A lot of Ohioians are dealing with the Coronavirus outbreak by cracking open a cold one, but that doesn’t mean local breweries are doing well.
Nick Bowman, one of the founders of Warped Wing Brewery, says his wholesale business is on a roller coaster.
“Right when the Stay-at-Home went into effect, we saw a huge surge in the grocery store beer sales. People loaded their pantries with food and beer. Then, the week following, we saw a major slow down,” Bowman says.
And serving drinks to customers in-house has been banned, which means brewery taprooms have become ghost towns. That’s been tough on Warped Wing. Taproom sales are a large portion of their business, and they have a better profit margin than selling wholesale.
Now, Warped Wing has opened up it’s beer cellar, offering vintage dark and barrel-aged beers to people willing to pay a premium price.
They’ve also started offering curbside pickup and home delivery. Bowman says those services are growing, but it’s still not the same.
They’ve had to lay off more than 20 people over the past few weeks.
“They’re our motivation to keep this thing going so we can get our family back intact,” Bowman says.
For other small breweries that are even more reliant on their taprooms, things are even harder.
“We don’t sell to grocery stores,” says Jutin Kohnen of Star City Brewing Company. “Our goal is to have people come down and drink beer in our building. So, our sales have definitely gone down. A lot of people didn’t even know we were open right now.”
Star City has started bottling their imperial stouts and high gravity beers. They’re also a winery, so they’re able to offer customers a lot more options. They’re delivering now, too, but Kohnen says so far that’s been slow going. He says changing so many things about his business and making customers aware of what he’s doing isn’t easy.
“It’s going to take capital just to start a new avenue,” he says, “and obviously, there’s not money coming in. We’re just trying to break even.
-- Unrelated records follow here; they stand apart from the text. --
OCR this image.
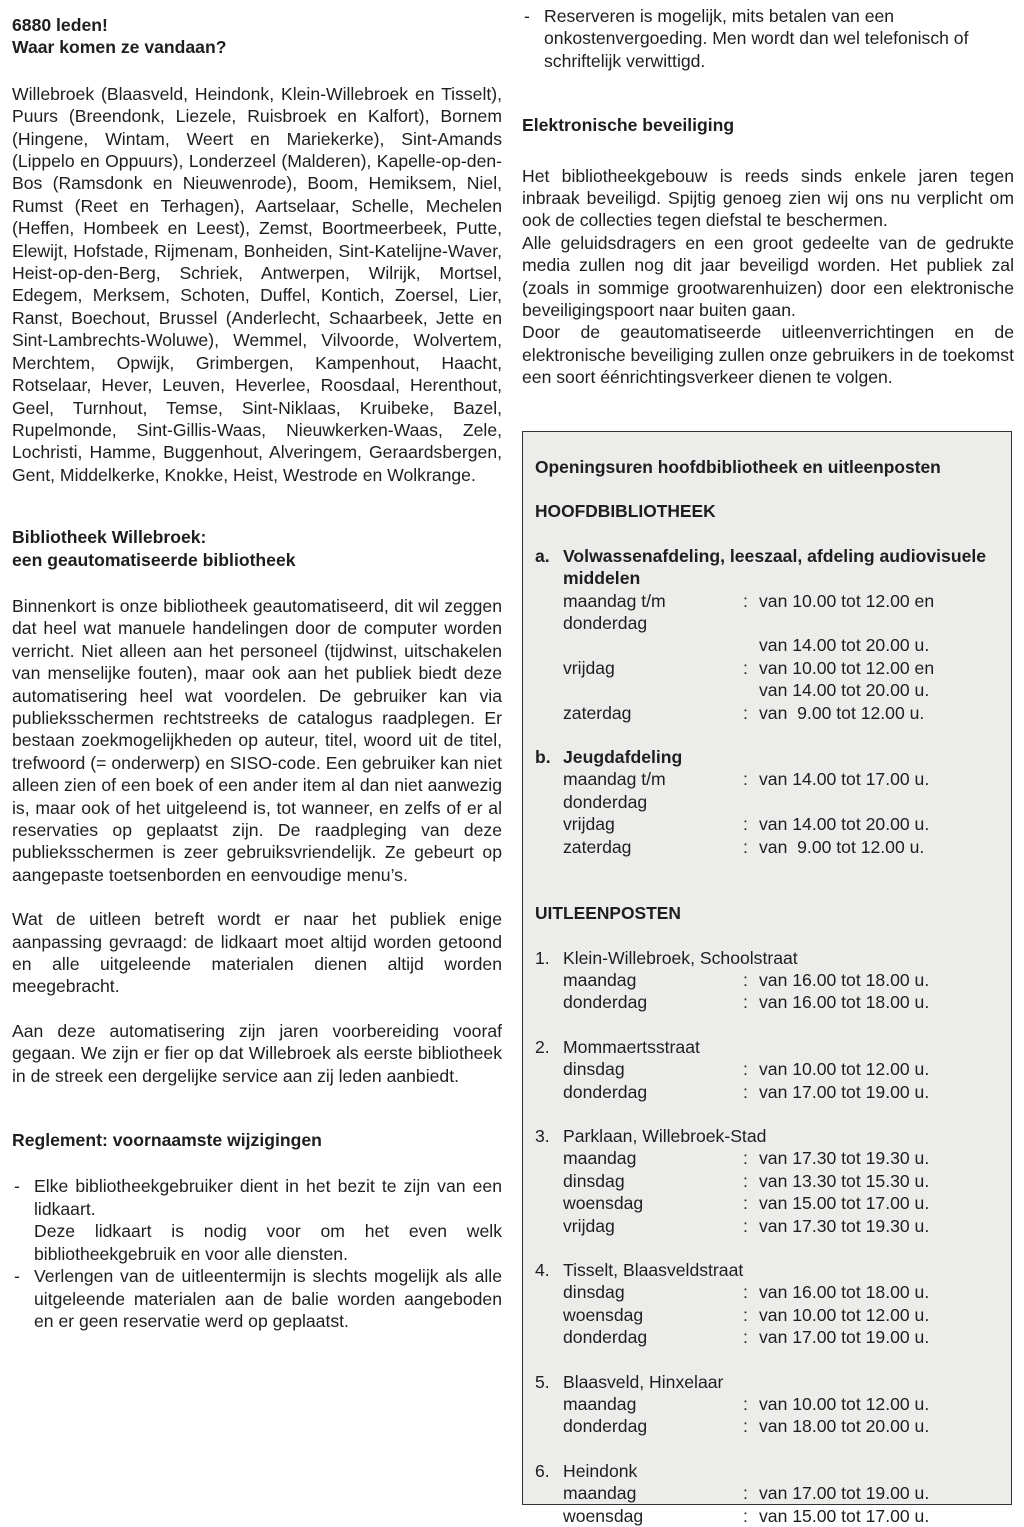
6880 leden!
Waar komen ze vandaan?

Willebroek (Blaasveld, Heindonk, Klein-Willebroek en Tisselt), Puurs (Breendonk, Liezele, Ruisbroek en Kalfort), Bornem (Hingene, Wintam, Weert en Mariekerke), Sint-Amands (Lippelo en Oppuurs), Londerzeel (Malderen), Kapelle-op-den-Bos (Ramsdonk en Nieuwenrode), Boom, Hemiksem, Niel, Rumst (Reet en Terhagen), Aartselaar, Schelle, Mechelen (Heffen, Hombeek en Leest), Zemst, Boortmeerbeek, Putte, Elewijt, Hofstade, Rijmenam, Bonheiden, Sint-Katelijne-Waver, Heist-op-den-Berg, Schriek, Antwerpen, Wilrijk, Mortsel, Edegem, Merksem, Schoten, Duffel, Kontich, Zoersel, Lier, Ranst, Boechout, Brussel (Anderlecht, Schaarbeek, Jette en Sint-Lambrechts-Woluwe), Wemmel, Vilvoorde, Wolvertem, Merchtem, Opwijk, Grimbergen, Kampenhout, Haacht, Rotselaar, Hever, Leuven, Heverlee, Roosdaal, Herenthout, Geel, Turnhout, Temse, Sint-Niklaas, Kruibeke, Bazel, Rupelmonde, Sint-Gillis-Waas, Nieuwkerken-Waas, Zele, Lochristi, Hamme, Buggenhout, Alveringem, Geraardsbergen, Gent, Middelkerke, Knokke, Heist, Westrode en Wolkrange.

Bibliotheek Willebroek:
een geautomatiseerde bibliotheek

Binnenkort is onze bibliotheek geautomatiseerd, dit wil zeggen dat heel wat manuele handelingen door de computer worden verricht. Niet alleen aan het personeel (tijdwinst, uitschakelen van menselijke fouten), maar ook aan het publiek biedt deze automatisering heel wat voordelen. De gebruiker kan via publieksschermen rechtstreeks de catalogus raadplegen. Er bestaan zoekmogelijkheden op auteur, titel, woord uit de titel, trefwoord (= onderwerp) en SISO-code. Een gebruiker kan niet alleen zien of een boek of een ander item al dan niet aanwezig is, maar ook of het uitgeleend is, tot wanneer, en zelfs of er al reservaties op geplaatst zijn. De raadpleging van deze publieksschermen is zeer gebruiksvriendelijk. Ze gebeurt op aangepaste toetsenborden en eenvoudige menu’s.

Wat de uitleen betreft wordt er naar het publiek enige aanpassing gevraagd: de lidkaart moet altijd worden getoond en alle uitgeleende materialen dienen altijd worden meegebracht.

Aan deze automatisering zijn jaren voorbereiding vooraf gegaan. We zijn er fier op dat Willebroek als eerste bibliotheek in de streek een dergelijke service aan zij leden aanbiedt.

Reglement: voornaamste wijzigingen
- Elke bibliotheekgebruiker dient in het bezit te zijn van een lidkaart.
Deze lidkaart is nodig voor om het even welk bibliotheekgebruik en voor alle diensten.
- Verlengen van de uitleentermijn is slechts mogelijk als alle uitgeleende materialen aan de balie worden aangeboden en er geen reservatie werd op geplaatst.
- Reserveren is mogelijk, mits betalen van een onkostenvergoeding. Men wordt dan wel telefonisch of schriftelijk verwittigd.
Elektronische beveiliging

Het bibliotheekgebouw is reeds sinds enkele jaren tegen inbraak beveiligd. Spijtig genoeg zien wij ons nu verplicht om ook de collecties tegen diefstal te beschermen.

Alle geluidsdragers en een groot gedeelte van de gedrukte media zullen nog dit jaar beveiligd worden. Het publiek zal (zoals in sommige grootwarenhuizen) door een elektronische beveiligingspoort naar buiten gaan.

Door de geautomatiseerde uitleenverrichtingen en de elektronische beveiliging zullen onze gebruikers in de toekomst een soort éénrichtingsverkeer dienen te volgen.

Openingsuren hoofdbibliotheek en uitleenposten
HOOFDBIBLIOTHEEK
a. Volwassenafdeling, leeszaal, afdeling audiovisuele middelen
maandag t/m donderdag
: van 10.00 tot 12.00 en
van 14.00 tot 20.00 u.
vrijdag	: van 10.00 tot 12.00 en
van 14.00 tot 20.00 u.
zaterdag	: van  9.00 tot 12.00 u.
b. Jeugdafdeling
maandag t/m donderdag
: van 14.00 tot 17.00 u.
vrijdag	: van 14.00 tot 20.00 u.
zaterdag	: van  9.00 tot 12.00 u.
UITLEENPOSTEN
1. Klein-Willebroek, Schoolstraat
maandag	: van 16.00 tot 18.00 u.
donderdag	: van 16.00 tot 18.00 u.
2. Mommaertsstraat
dinsdag	: van 10.00 tot 12.00 u.
donderdag	: van 17.00 tot 19.00 u.
3. Parklaan, Willebroek-Stad
maandag	: van 17.30 tot 19.30 u.
dinsdag	: van 13.30 tot 15.30 u.
woensdag	: van 15.00 tot 17.00 u.
vrijdag	: van 17.30 tot 19.30 u.
4. Tisselt, Blaasveldstraat
dinsdag	: van 16.00 tot 18.00 u.
woensdag	: van 10.00 tot 12.00 u.
donderdag	: van 17.00 tot 19.00 u.
5. Blaasveld, Hinxelaar
maandag	: van 10.00 tot 12.00 u.
donderdag	: van 18.00 tot 20.00 u.
6. Heindonk
maandag	: van 17.00 tot 19.00 u.
woensdag	: van 15.00 tot 17.00 u.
I know you have to spend money to make money, but I’m in a situation where I don’t have the money to spend to make more money.”
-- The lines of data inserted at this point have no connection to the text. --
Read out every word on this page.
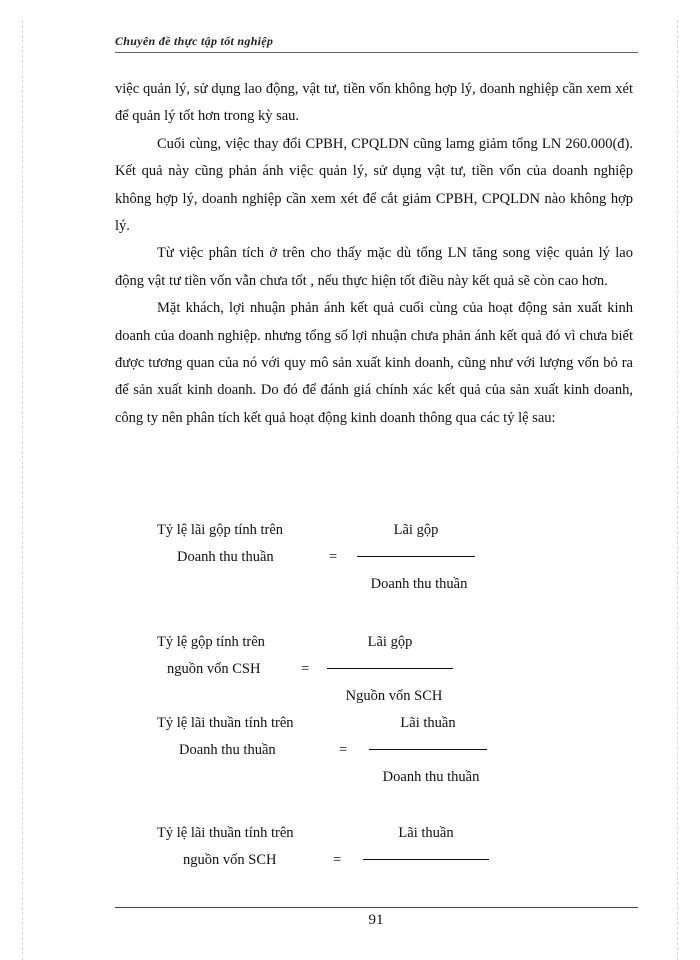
Chuyên đề thực tập tốt nghiệp

việc quản lý, sử dụng lao động, vật tư, tiền vốn không hợp lý, doanh nghiệp cần xem xét để quản lý tốt hơn trong kỳ sau.

Cuối cùng, việc thay đổi CPBH, CPQLDN cũng lamg giảm tổng LN 260.000(đ). Kết quả này cũng phản ánh việc quản lý, sử dụng vật tư, tiền vốn của doanh nghiệp không hợp lý, doanh nghiệp cần xem xét để cắt giảm CPBH, CPQLDN nào không hợp lý.

Từ việc phân tích ở trên cho thấy mặc dù tổng LN tăng song việc quản lý lao động vật tư tiền vốn vẫn chưa tốt , nếu thực hiện tốt điều này kết quả sẽ còn cao hơn.

Mặt khách, lợi nhuận phản ánh kết quả cuối cùng của hoạt động sản xuất kinh doanh của doanh nghiệp. nhưng tổng số lợi nhuận chưa phản ánh kết quả đó vì chưa biết được tương quan của nó với quy mô sản xuất kinh doanh, cũng như với lượng vốn bỏ ra để sản xuất kinh doanh. Do đó để đánh giá chính xác kết quả của sản xuất kinh doanh, công ty nên phân tích kết quả hoạt động kinh doanh thông qua các tỷ lệ sau:

Tỷ lệ lãi gộp tính trên
Doanh thu thuần	=
Lãi gộp
Doanh thu thuần
Tỷ lệ gộp tính trên
nguồn vốn CSH	=
Lãi gộp
Nguồn vốn SCH
Tỷ lệ lãi thuần tính trên
Doanh thu thuần	=
Lãi thuần
Doanh thu thuần
Tỷ lệ lãi thuần tính trên
nguồn vốn SCH	=
Lãi thuần
91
Kohnen says his business can last two, maybe three more months like this; beyond that, it’s impossible to say.
Dayton’s first new craft brewery opened in 2010. In the decade since, dozens of small breweries have popped up all across the Miami Valley.
But Nick Bowman at Warped Wing says those days of rapid growth are gone, at least for now.
“That’s the new world. It’s survival. What can we do to survive?,” Bowman wonders. “It used to be profitable. It’s not nearly what we had going, but we’re fighting to keep going.”
If the Coronavirus shutdown doesn’t last too long, craft breweries expect to bounce back — and keep some of their new practices, like home delivery. But the longer the shutdown lasts, the fewer local breweries there may be.